First of all ask yourself why you want to stop them. Unless there is genuinely a concern for your children's welfare then do you really want to deprive the children of a holiday? It will also inevitably cause bad feeling between you and your ex partner and this will not be in the best interests of the children. You also need to consider that there will be times when you will wish to ask them if you can take the children on holiday and you will want them to say yes.
If however you do have a serious concern then first of all you need to check whether your ex partner has a Residence Order in favour of the children. If they do then they are entitled to take the children abroad without your permission for up to one month.
If there is no Residence Order then you need to establish whether you have Parental Responsibility(PR) in relation to the children. Parental Responsibility means the same rights and duties towards the children as their mother automatically has. If you are the children's mother then you automatically have Parental Responsibility.
If you are the father then you will automatically have PR if you were married to the children's mother or if the children were born after 1st December 2003, you jointly registered the birth with the mother and your name appears on the birth certificate. All three of these conditions need to apply.
You may also have gained Parental Responsibility via a Parental Responsibility Agreement (which you will both have signed and which has been registered at the Principle Registry in London) or via a Parental Responsibility Order made by the Court.
If none of the above apply then you do not have PR and your ex partner does not need to have your permission for the children to be taken abroad. Your only option then is to apply for a Parental Responsibility Order and then a Prohibited Steps Order (as explained below).
If you do have PR then he/she does need your permission to do so.

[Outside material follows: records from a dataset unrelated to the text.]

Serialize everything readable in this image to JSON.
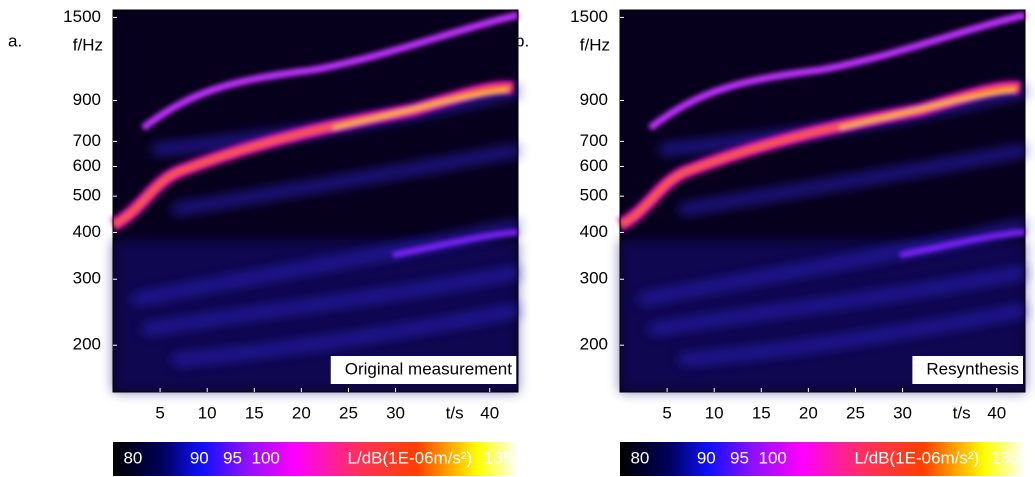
{
  "chart_data": [
    {
      "type": "spectrogram",
      "panel_label": "a.",
      "ylabel": "f/Hz",
      "xlabel": "t/s",
      "annotation": "Original measurement",
      "yscale": "log",
      "xlim": [
        0,
        43
      ],
      "ylim": [
        150,
        1570
      ],
      "xticks": [
        5,
        10,
        15,
        20,
        25,
        30,
        40
      ],
      "yticks": [
        200,
        300,
        400,
        500,
        600,
        700,
        900,
        1500
      ],
      "colorbar": {
        "label": "L/dB(1E-06m/s²)",
        "clim": [
          77,
          138
        ],
        "ticks": [
          80,
          90,
          95,
          100,
          135
        ]
      }
    },
    {
      "type": "spectrogram",
      "panel_label": "b.",
      "ylabel": "f/Hz",
      "xlabel": "t/s",
      "annotation": "Resynthesis",
      "yscale": "log",
      "xlim": [
        0,
        43
      ],
      "ylim": [
        150,
        1570
      ],
      "xticks": [
        5,
        10,
        15,
        20,
        25,
        30,
        40
      ],
      "yticks": [
        200,
        300,
        400,
        500,
        600,
        700,
        900,
        1500
      ],
      "colorbar": {
        "label": "L/dB(1E-06m/s²)",
        "clim": [
          77,
          138
        ],
        "ticks": [
          80,
          90,
          95,
          100,
          135
        ]
      }
    }
  ]
}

If you refuse permission and he/she tells you that they intend to take the children anyway then your only option is to apply to the Court for a Prohibited Steps Order preventing him/her from taking the children. You may need to make this application on short notice and you will have to convince a Judge that it is not in the children's best interests for them to be taken. This is not a simple process and there will be legal costs incurred so you must be absolutely certain that this is a step you wish to take.